Avec des statistiques et un portrait de la situation en main, Me Lu pense que le Barreau pourrait lui-même implanter des mesures, notamment en mettant en place, ultérieurement, un programme de leadership qui pourrait « créer un pont entre les jeunes avocats issus de la diversité et les employeurs afin de maxi- miser le potentiel (des jeunes avocats). Le Barreau a le pouvoir d’aller chercher des leaders pour qu’ils viennent parrainer, mentorer de jeunes avocats ». Dans cette même ligne de pensée, l’avocate suggère même la création d’un prix décerné par l’Ordre, qui récompenserait les cabinets ayant implanté des mesures pour reconnaître la diversité et l’inclusion.
Un regard optimiste
sur l’avenir
S’adressant à un auditoire composé en partie de jeunes
étudiants lors du panel, Me Lu a voulu leur adresser ces quelques conseils :
« Au niveau du développement, je crois que ce qui va faire une différence,
c’est que les jeunes avocats développent leur réseau de contacts, qu’ils
s’impliquent dans ce qu’ils aiment. Grâce à cela, ils vont connaitre des gens
qui vont les aider à se propulser comme leaders. C’est comme ça qu’ils vont
être en mesure de rentrer dans des cercles d’influence et de changer l’avenir
de demain. Pour rendre la profession plus inclusive, il faut qu’on ait plus de
leaders, que ce soit des femmes, des membres de la communauté LGBT, des minorités
culturelles, etc. » Confiante en demain, Me Joizil considère que nous sommes à un tournant. « L’heure est à l’optimisme. Oui, il y a des réalités qui ne sont pas évidentes, et les défis et les chiffres sont ce qu’ils sont. Mais il y a une prise de conscience en droit ainsi que dans d’autres milieux professionnels. Je crois qu’il faut saisir le momentum. L’espoir est grand et l’avenir donnera raison aux optimistes », mentionne cette dernière.

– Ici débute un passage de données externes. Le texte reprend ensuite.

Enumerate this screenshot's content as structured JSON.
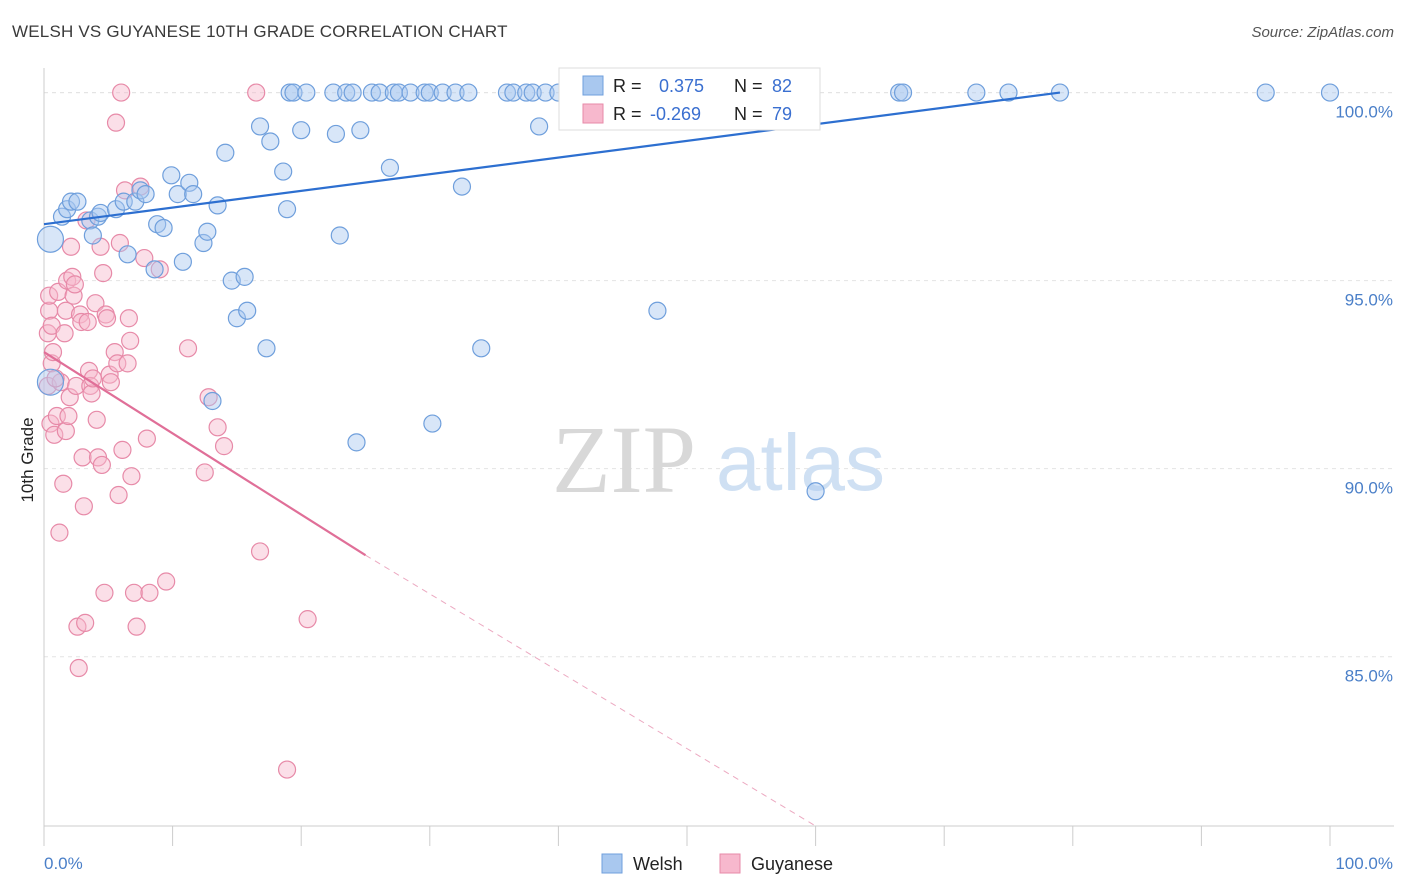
{
  "header": {
    "title": "WELSH VS GUYANESE 10TH GRADE CORRELATION CHART",
    "source": "Source: ZipAtlas.com"
  },
  "watermark": {
    "zip": "ZIP",
    "atlas": "atlas"
  },
  "colors": {
    "welsh_fill": "#a9c8ef",
    "welsh_stroke": "#6f9fdc",
    "welsh_line": "#2d6fd0",
    "guyanese_fill": "#f7b8cd",
    "guyanese_stroke": "#e78aa8",
    "guyanese_line": "#e06f98",
    "tick_color": "#4a7fc8",
    "grid": "#e4e4e4"
  },
  "legend_box": {
    "welsh": {
      "r_label": "R =",
      "r_value": "0.375",
      "n_label": "N =",
      "n_value": "82"
    },
    "guyanese": {
      "r_label": "R =",
      "r_value": "-0.269",
      "n_label": "N =",
      "n_value": "79"
    }
  },
  "chart_data": {
    "type": "scatter",
    "title": "WELSH VS GUYANESE 10TH GRADE CORRELATION CHART",
    "xlabel": "",
    "ylabel": "10th Grade",
    "xlim": [
      0,
      100
    ],
    "ylim": [
      80.5,
      100.6
    ],
    "x_tick_labels": [
      "0.0%",
      "100.0%"
    ],
    "y_ticks": [
      85,
      90,
      95,
      100
    ],
    "y_tick_labels": [
      "85.0%",
      "90.0%",
      "95.0%",
      "100.0%"
    ],
    "grid": true,
    "legend_bottom": [
      "Welsh",
      "Guyanese"
    ],
    "series": [
      {
        "name": "Welsh",
        "R": 0.375,
        "N": 82,
        "trend": {
          "x0": 0,
          "y0": 96.5,
          "x1": 79,
          "y1": 100.0
        },
        "points": [
          [
            0.5,
            96.1
          ],
          [
            0.5,
            92.3
          ],
          [
            1.4,
            96.7
          ],
          [
            1.8,
            96.9
          ],
          [
            2.1,
            97.1
          ],
          [
            2.6,
            97.1
          ],
          [
            3.6,
            96.6
          ],
          [
            3.8,
            96.2
          ],
          [
            4.2,
            96.7
          ],
          [
            4.4,
            96.8
          ],
          [
            5.6,
            96.9
          ],
          [
            6.2,
            97.1
          ],
          [
            6.5,
            95.7
          ],
          [
            7.1,
            97.1
          ],
          [
            7.5,
            97.4
          ],
          [
            7.9,
            97.3
          ],
          [
            8.6,
            95.3
          ],
          [
            8.8,
            96.5
          ],
          [
            9.3,
            96.4
          ],
          [
            9.9,
            97.8
          ],
          [
            10.4,
            97.3
          ],
          [
            10.8,
            95.5
          ],
          [
            11.3,
            97.6
          ],
          [
            11.6,
            97.3
          ],
          [
            12.4,
            96.0
          ],
          [
            12.7,
            96.3
          ],
          [
            13.1,
            91.8
          ],
          [
            13.5,
            97.0
          ],
          [
            14.1,
            98.4
          ],
          [
            14.6,
            95.0
          ],
          [
            15.0,
            94.0
          ],
          [
            15.6,
            95.1
          ],
          [
            15.8,
            94.2
          ],
          [
            16.8,
            99.1
          ],
          [
            17.3,
            93.2
          ],
          [
            17.6,
            98.7
          ],
          [
            18.6,
            97.9
          ],
          [
            18.9,
            96.9
          ],
          [
            19.1,
            100.0
          ],
          [
            19.4,
            100.0
          ],
          [
            20.0,
            99.0
          ],
          [
            20.4,
            100.0
          ],
          [
            22.5,
            100.0
          ],
          [
            22.7,
            98.9
          ],
          [
            23.0,
            96.2
          ],
          [
            23.5,
            100.0
          ],
          [
            24.0,
            100.0
          ],
          [
            24.3,
            90.7
          ],
          [
            24.6,
            99.0
          ],
          [
            25.5,
            100.0
          ],
          [
            26.1,
            100.0
          ],
          [
            26.9,
            98.0
          ],
          [
            27.2,
            100.0
          ],
          [
            27.6,
            100.0
          ],
          [
            28.5,
            100.0
          ],
          [
            29.6,
            100.0
          ],
          [
            30.0,
            100.0
          ],
          [
            30.2,
            91.2
          ],
          [
            31.0,
            100.0
          ],
          [
            32.0,
            100.0
          ],
          [
            32.5,
            97.5
          ],
          [
            33.0,
            100.0
          ],
          [
            34.0,
            93.2
          ],
          [
            36.0,
            100.0
          ],
          [
            36.5,
            100.0
          ],
          [
            37.5,
            100.0
          ],
          [
            38.0,
            100.0
          ],
          [
            38.5,
            99.1
          ],
          [
            39.0,
            100.0
          ],
          [
            40.0,
            100.0
          ],
          [
            41.0,
            100.0
          ],
          [
            47.7,
            94.2
          ],
          [
            50.0,
            100.0
          ],
          [
            54.0,
            100.0
          ],
          [
            60.0,
            89.4
          ],
          [
            66.5,
            100.0
          ],
          [
            66.8,
            100.0
          ],
          [
            72.5,
            100.0
          ],
          [
            75.0,
            100.0
          ],
          [
            79.0,
            100.0
          ],
          [
            95.0,
            100.0
          ],
          [
            100.0,
            100.0
          ]
        ]
      },
      {
        "name": "Guyanese",
        "R": -0.269,
        "N": 79,
        "trend": {
          "x0": 0,
          "y0": 93.1,
          "x1": 25,
          "y1": 87.7
        },
        "trend_dashed": {
          "x0": 25,
          "y0": 87.7,
          "x1": 60,
          "y1": 80.5
        },
        "points": [
          [
            0.3,
            92.2
          ],
          [
            0.3,
            93.6
          ],
          [
            0.4,
            94.2
          ],
          [
            0.4,
            94.6
          ],
          [
            0.5,
            91.2
          ],
          [
            0.6,
            93.8
          ],
          [
            0.6,
            92.8
          ],
          [
            0.7,
            93.1
          ],
          [
            0.8,
            90.9
          ],
          [
            1.0,
            91.4
          ],
          [
            1.1,
            94.7
          ],
          [
            1.2,
            88.3
          ],
          [
            1.3,
            92.3
          ],
          [
            1.5,
            89.6
          ],
          [
            1.6,
            93.6
          ],
          [
            1.7,
            94.2
          ],
          [
            1.7,
            91.0
          ],
          [
            1.8,
            95.0
          ],
          [
            1.9,
            91.4
          ],
          [
            2.0,
            91.9
          ],
          [
            2.1,
            95.9
          ],
          [
            2.2,
            95.1
          ],
          [
            2.3,
            94.6
          ],
          [
            2.4,
            94.9
          ],
          [
            2.5,
            92.2
          ],
          [
            2.6,
            85.8
          ],
          [
            2.7,
            84.7
          ],
          [
            2.8,
            94.1
          ],
          [
            2.9,
            93.9
          ],
          [
            3.0,
            90.3
          ],
          [
            3.1,
            89.0
          ],
          [
            3.2,
            85.9
          ],
          [
            3.3,
            96.6
          ],
          [
            3.4,
            93.9
          ],
          [
            3.5,
            92.6
          ],
          [
            3.6,
            92.2
          ],
          [
            3.7,
            92.0
          ],
          [
            3.8,
            92.4
          ],
          [
            4.0,
            94.4
          ],
          [
            4.1,
            91.3
          ],
          [
            4.2,
            90.3
          ],
          [
            4.4,
            95.9
          ],
          [
            4.5,
            90.1
          ],
          [
            4.6,
            95.2
          ],
          [
            4.7,
            86.7
          ],
          [
            4.8,
            94.1
          ],
          [
            4.9,
            94.0
          ],
          [
            5.1,
            92.5
          ],
          [
            5.2,
            92.3
          ],
          [
            5.5,
            93.1
          ],
          [
            5.6,
            99.2
          ],
          [
            5.7,
            92.8
          ],
          [
            5.8,
            89.3
          ],
          [
            5.9,
            96.0
          ],
          [
            6.0,
            100.0
          ],
          [
            6.1,
            90.5
          ],
          [
            6.3,
            97.4
          ],
          [
            6.5,
            92.8
          ],
          [
            6.6,
            94.0
          ],
          [
            6.7,
            93.4
          ],
          [
            6.8,
            89.8
          ],
          [
            7.0,
            86.7
          ],
          [
            7.2,
            85.8
          ],
          [
            7.5,
            97.5
          ],
          [
            7.8,
            95.6
          ],
          [
            8.0,
            90.8
          ],
          [
            8.2,
            86.7
          ],
          [
            9.0,
            95.3
          ],
          [
            9.5,
            87.0
          ],
          [
            11.2,
            93.2
          ],
          [
            12.5,
            89.9
          ],
          [
            12.8,
            91.9
          ],
          [
            13.5,
            91.1
          ],
          [
            14.0,
            90.6
          ],
          [
            16.5,
            100.0
          ],
          [
            16.8,
            87.8
          ],
          [
            18.9,
            82.0
          ],
          [
            20.5,
            86.0
          ],
          [
            0.9,
            92.4
          ]
        ]
      }
    ]
  }
}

Partageant ce sentiment, Me Chaudhuri s’est dit lui aussi positif face à l’avenir. « Nous pouvons avancer. C’est vrai que la profession juridique n’est pas au même stade (en matière de représentativité des minorités ethnoculturelles) comparativement à d’autres professions similaires. Nous devons avoir cette discussion dans les bureaux, les écoles… Car nous sommes plus forts ensemble et la diversité, c’est une grande force. On doit trouver des façons de se connaître », conclut l’avocat.